The first step for data dimensionality reduction was done using a 2-way mixed intra-class correlation coefficient (ICC) (absolute agreement, average type) on the three paired combinations of readings (L1/L2.1, L1/L2.2, L2.1/L2.2) and the Lin’s concordance correlation coefficient (CCC) on the pair (L2.1/L2.2) to assess the inter and intra-observer feature stability30,31. A feature was defined as highly reproducible if all three ICC values were ≥ 0.8 and the CCC value was ≥ 0.9.

Feature reduction according to feature redundancy

In a second step, we performed hierarchical clustering of the previously selected reproducible features using the Spearman correlation coefficient as the distance criterion. As many reproducible features obtained at step one were susceptible to being shared by several sequences, we explored if these shared features gave the same or independent information. Features presenting a Spearman correlation coefficient value above 0.9 were considered redundant and were grouped in the same cluster. This action provided statistically independent information by clustering what was redundant. We first performed the clustering on each MR sequence independently. We also clustered pooled reproducible features obtained from each MR sequence to evaluate whether sequences yielded the same reproducible and non-redundant features, or if they contributed complementary information.

The stability and clustering steps were also computed with various ICC and CCC threshold values to explore the impact of modifying threshold values on the number of robust features and on the number of feature clusters. Particularly, we explored if decreasing the ICC and CCC thresholds led to a higher number of clusters or if only additional redundant features were appended. All statistical analyses were performed using R-3.3.3 (R Foundation, Vienna, Austria)32.

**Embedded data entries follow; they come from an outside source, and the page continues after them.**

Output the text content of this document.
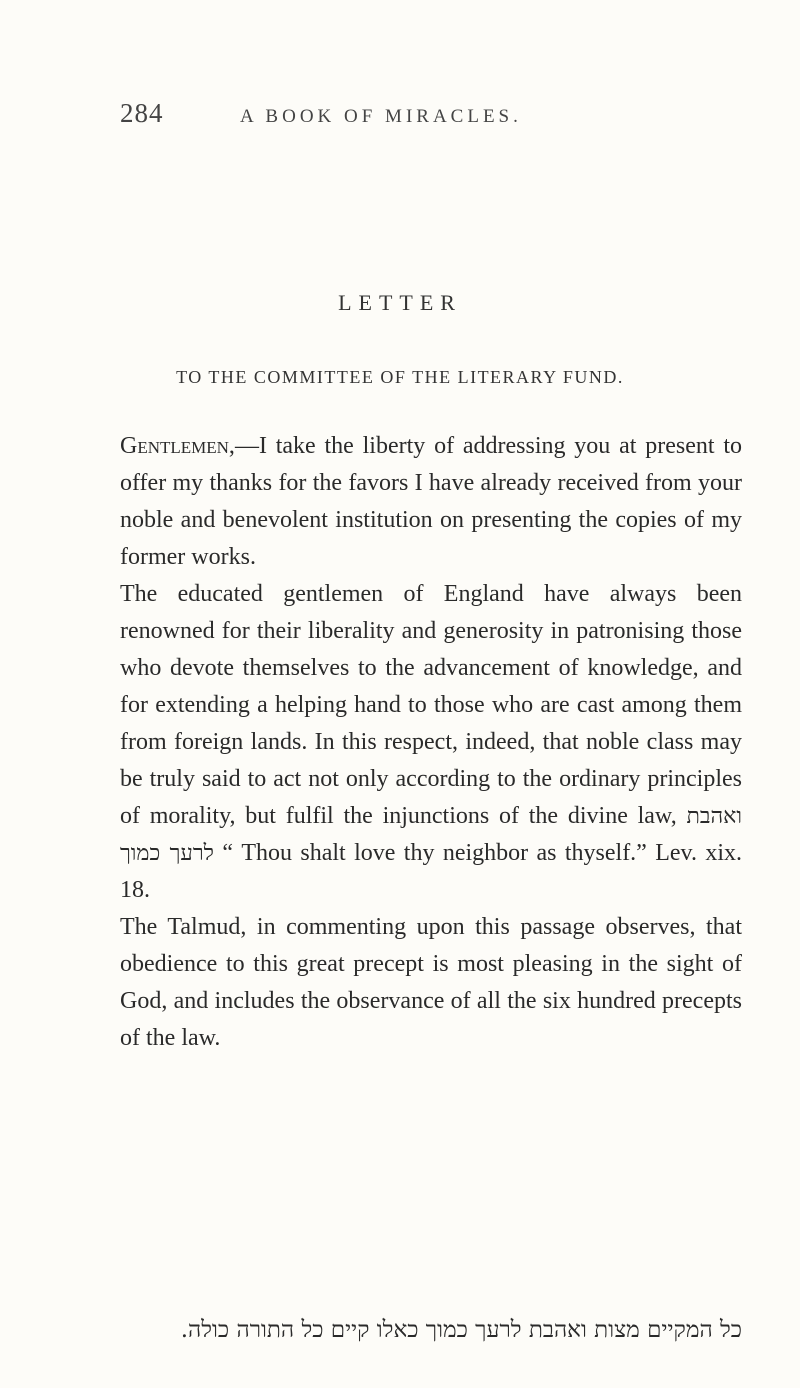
284	A BOOK OF MIRACLES.
LETTER
TO THE COMMITTEE OF THE LITERARY FUND.

Gentlemen,—I take the liberty of addressing you at present to offer my thanks for the favors I have already received from your noble and benevolent institution on presenting the copies of my former works.

The educated gentlemen of England have always been renowned for their liberality and generosity in patronising those who devote themselves to the advancement of knowledge, and for extending a helping hand to those who are cast among them from foreign lands. In this respect, indeed, that noble class may be truly said to act not only according to the ordinary principles of morality, but fulfil the injunctions of the divine law, ואהבת לרעך כמוך “ Thou shalt love thy neighbor as thyself.” Lev. xix. 18.

The Talmud, in commenting upon this passage observes, that obedience to this great precept is most pleasing in the sight of God, and includes the observance of all the six hundred precepts of the law.

כל המקיים מצות ואהבת לרעך כמוך כאלו קיים כל התורה כולה.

Evaluation criteria and reporting guidelines have been recently published to improve reliability, comparability and generalizability of radiomics-based studies7,8. Our study was compliant with most of the checkpoints a technical validation study must have: we performed a prospective study with a standardized and carefully chosen imaging protocol for all patients; we tested the reproducibility of radiomics features against multiple segmentations using manual segmentation and simultaneously assessed intra and inter-observer variability; we used meaningful selection methods to perform data dimensionality reduction and to avoid potential overfitting; we shared all details about our methods to allow independent replication of our results. Finally, we used a cohort of patients with lacrimal gland lesions, a field that is poorly known by the radiological community, which increases the need for finding potential imaging biomarkers to improve the accuracy of non-invasive diagnosis.

Ethical Approval

  1. 1.

    This study was approved by an independant National institutional Research Ethics Board (IRB “2015-A00364-45”).

  2. 2.

    The study adhered to the tenants of the Declaration of Helsinki.

  3. 3.

    Signed informed consent was obtained from all subjects.